93% Increase in Take-up of Industrial and Logistics Property in Dublin

CNI Editor reports

The take-up of industrial and logistics space in Dublin reached 834,000 sq. ft. in the first quarter of this year, according to new data from property advisor, Savills Ireland – an increase of 93% compared to Q1 2021, and 33% higher than the average Q1 witnessed over the last five years.

Driving this growth was an above-average number of large deals; four units of greater than 50,000 sq ft signed, two of which were greater than 100,000 sq ft. There was also a decline in small deals between 5,000 and 10,000 sq ft, with just eight deals for units of this size. With a high volume of large deals and a below-average number of small deals, the quarterly average deal size increased to 41,700 sq ft, compared to the five-year quarterly average of 31,600 sq ft.

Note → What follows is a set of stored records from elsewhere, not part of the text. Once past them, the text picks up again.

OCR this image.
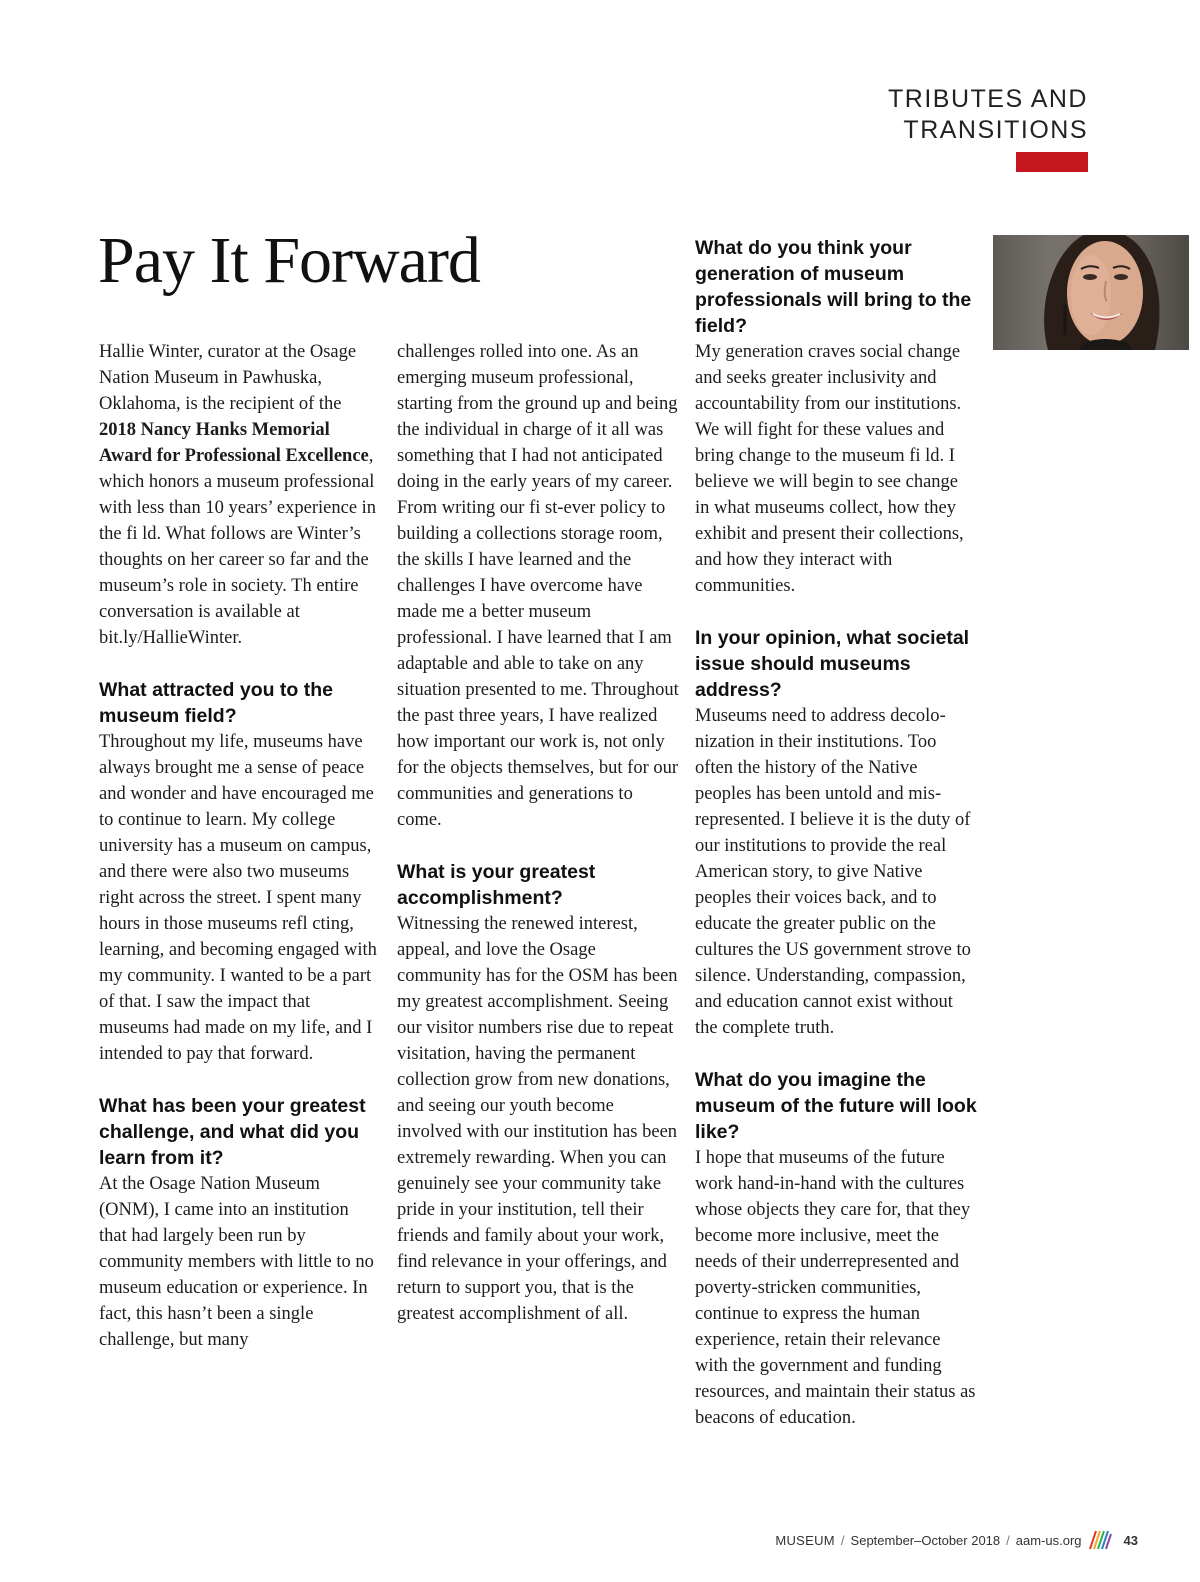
TRIBUTES AND
TRANSITIONS
Pay It Forward

Hallie Winter, curator at the Osage Nation Museum in Pawhuska, Oklahoma, is the recipient of the 2018 Nancy Hanks Memorial Award for Professional Excellence, which honors a museum professional with less than 10 years’ experience in the fi ld. What follows are Winter’s thoughts on her career so far and the museum’s role in society. Th entire conversation is available at bit.ly/HallieWinter.

What attracted you to the museum field?

Throughout my life, museums have always brought me a sense of peace and wonder and have encouraged me to continue to learn. My college university has a museum on campus, and there were also two museums right across the street. I spent many hours in those museums refl cting, learning, and becoming engaged with my community. I wanted to be a part of that. I saw the impact that museums had made on my life, and I intended to pay that forward.

What has been your greatest challenge, and what did you learn from it?

At the Osage Nation Museum (ONM), I came into an institution that had largely been run by community members with little to no museum education or experience. In fact, this hasn’t been a single challenge, but many

challenges rolled into one. As an emerging museum professional, starting from the ground up and being the individual in charge of it all was something that I had not anticipated doing in the early years of my career. From writing our fi st-ever policy to building a collections storage room, the skills I have learned and the challenges I have overcome have made me a better museum professional. I have learned that I am adaptable and able to take on any situation presented to me. Throughout the past three years, I have realized how important our work is, not only for the objects themselves, but for our communities and generations to come.

What is your greatest accomplishment?

Witnessing the renewed interest, appeal, and love the Osage community has for the OSM has been my greatest accomplishment. Seeing our visitor numbers rise due to repeat visitation, having the permanent collection grow from new donations, and seeing our youth become involved with our institution has been extremely rewarding. When you can genuinely see your community take pride in your institution, tell their friends and family about your work, find relevance in your offerings, and return to support you, that is the greatest accomplishment of all.

What do you think your generation of museum professionals will bring to the field?

My generation craves social change and seeks greater inclusivity and accountability from our institutions. We will fight for these values and bring change to the museum fi ld. I believe we will begin to see change in what museums collect, how they exhibit and present their collections, and how they interact with communities.

In your opinion, what societal issue should museums address?

Museums need to address decolonization in their institutions. Too often the history of the Native peoples has been untold and misrepresented. I believe it is the duty of our institutions to provide the real American story, to give Native peoples their voices back, and to educate the greater public on the cultures the US government strove to silence. Understanding, compassion, and education cannot exist without the complete truth.

What do you imagine the museum of the future will look like?

I hope that museums of the future work hand-in-hand with the cultures whose objects they care for, that they become more inclusive, meet the needs of their underrepresented and poverty-stricken communities, continue to express the human experience, retain their relevance with the government and funding resources, and maintain their status as beacons of education.

MUSEUM / September–October 2018 / aam-us.org	43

The largest deal of the quarter was a pre-let of 200,000 sq ft in Northwest Logistics Park to a confidential international occupier. DB Schenker’s – a leading German supply chain management and logistics solutions firm – pre-letting of 134,000 sq ft in Unit D, Mountpark Baldonnell, was the second-largest deal of the quarter. It represents their fifth unit in the Mountpark Campus and follows on from their acquisition of a site with a 219,000 unit under-construction in Kildare last year, illustrating the growth by firms in this sector. Q1’s third-largest deal was for 88,000 sq ft at 605 Greenogue Business Park to an Asian e-commerce company. Other notable deals included Fastway’s leasing of 81,000 sq ft in Building One Greenogue Logistics Park and Schuh’s lease of 49,000 sq ft in Unit 613, Northwest Business Park.

John Ring, Director of Research, commented: “Schuh’s lease in Northwest Business Park is particularly noteworthy the British retailer is taking logistics space in response to Brexit, with the firm citing rising trade costs as their motivation for opening the new distribution centre. Indeed, trade tensions saw imports from Britain decline by 13% in 2021, with businesses suffering from continued delays and uncertainty. Retailers that choose to expand their logistics capabilities in Ireland and mitigate these issues will have to compete for already limited stock, with a vacancy rate of approximately 1% prevailing in the market.”

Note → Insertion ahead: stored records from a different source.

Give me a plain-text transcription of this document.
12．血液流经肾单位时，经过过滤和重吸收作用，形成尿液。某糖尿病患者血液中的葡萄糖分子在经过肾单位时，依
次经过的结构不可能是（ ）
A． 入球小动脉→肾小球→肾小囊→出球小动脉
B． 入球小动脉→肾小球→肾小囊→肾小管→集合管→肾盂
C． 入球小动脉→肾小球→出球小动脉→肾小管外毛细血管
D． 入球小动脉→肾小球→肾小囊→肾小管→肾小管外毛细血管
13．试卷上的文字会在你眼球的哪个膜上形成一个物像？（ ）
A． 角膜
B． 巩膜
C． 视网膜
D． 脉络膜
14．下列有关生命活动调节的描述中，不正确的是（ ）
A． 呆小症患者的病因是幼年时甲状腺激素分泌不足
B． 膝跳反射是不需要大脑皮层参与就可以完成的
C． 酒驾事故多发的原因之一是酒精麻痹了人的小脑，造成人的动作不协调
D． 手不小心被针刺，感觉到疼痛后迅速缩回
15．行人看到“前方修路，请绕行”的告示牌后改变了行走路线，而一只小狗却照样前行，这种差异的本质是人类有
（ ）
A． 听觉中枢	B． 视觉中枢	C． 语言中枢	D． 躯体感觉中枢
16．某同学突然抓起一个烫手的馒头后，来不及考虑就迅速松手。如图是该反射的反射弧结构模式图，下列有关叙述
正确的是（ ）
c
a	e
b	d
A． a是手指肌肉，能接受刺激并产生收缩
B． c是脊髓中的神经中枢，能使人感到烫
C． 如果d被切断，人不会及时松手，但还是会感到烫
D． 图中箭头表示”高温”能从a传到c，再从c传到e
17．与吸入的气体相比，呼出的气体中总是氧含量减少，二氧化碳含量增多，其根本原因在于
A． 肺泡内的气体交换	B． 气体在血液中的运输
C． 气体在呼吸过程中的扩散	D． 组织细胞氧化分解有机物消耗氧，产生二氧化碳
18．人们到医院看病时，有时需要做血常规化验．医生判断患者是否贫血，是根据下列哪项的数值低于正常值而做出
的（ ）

Jarlath Lynn, Director of Industrial and Logistics added “Take-up continues to be constrained by an absence of suitable accommodation for occupiers. The top four deals, which accounted for 61% of take-up in Q1, were all recently completed or pre-let stock. This has become an increasing trend in the market, with take-up for new stock making up almost half of all take-up in 2021. Potential take-up from new stock is limited in 2022, with 44% of the remaining stock set to complete in this year already pre-let, and a further 25% is reserved. This leaves just 365,000 sq ft across eight units available for the open market. Potential occupiers seeking high-quality accommodation will need to look further up the supply pipeline. With an additional 2.4 million sq ft of space due in 2023, 72% of which is currently available, we may see pre-lets of this stock make up a considerable portion of take-up this year.”

The share of take-up accounted for by sales – as opposed to lettings – fell to 6% in Q1 and follows on from the 14% in 2021, which represented its lowest level on record and down from 66% in 2014. This steady decline is a consequence of the shortage of space across the market. Traditionally, selling rather than letting was the easier route for owners to dispose of a vacant holding. Lettings generally took more time and involved greater risk. However, the progressive tightening of available space witnessed in recent years has changed this. Owners are now leasing vacant space and selling it as an investment, thus realising a higher end value. In effect, they are opting to take on the tenancy risk themselves, leasing the assets to the large pool of occupiers who need space, and then selling on the assets to institutional and private equity funds rather than to owner occupiers. This decline in the share of owner-occupiers is likely to continue because of the depth of demand from investors. Furthermore, occupiers are increasingly willing to take longer leases on assets, helping the stability of income streams and, in turn, opening up the sector to larger pools of capital with €178 million invested in income producing assets in Q1 2022. As a result, with such a weight of capital seeking industrial assets, it’s becoming harder for occupiers to purchase premises for occupation.”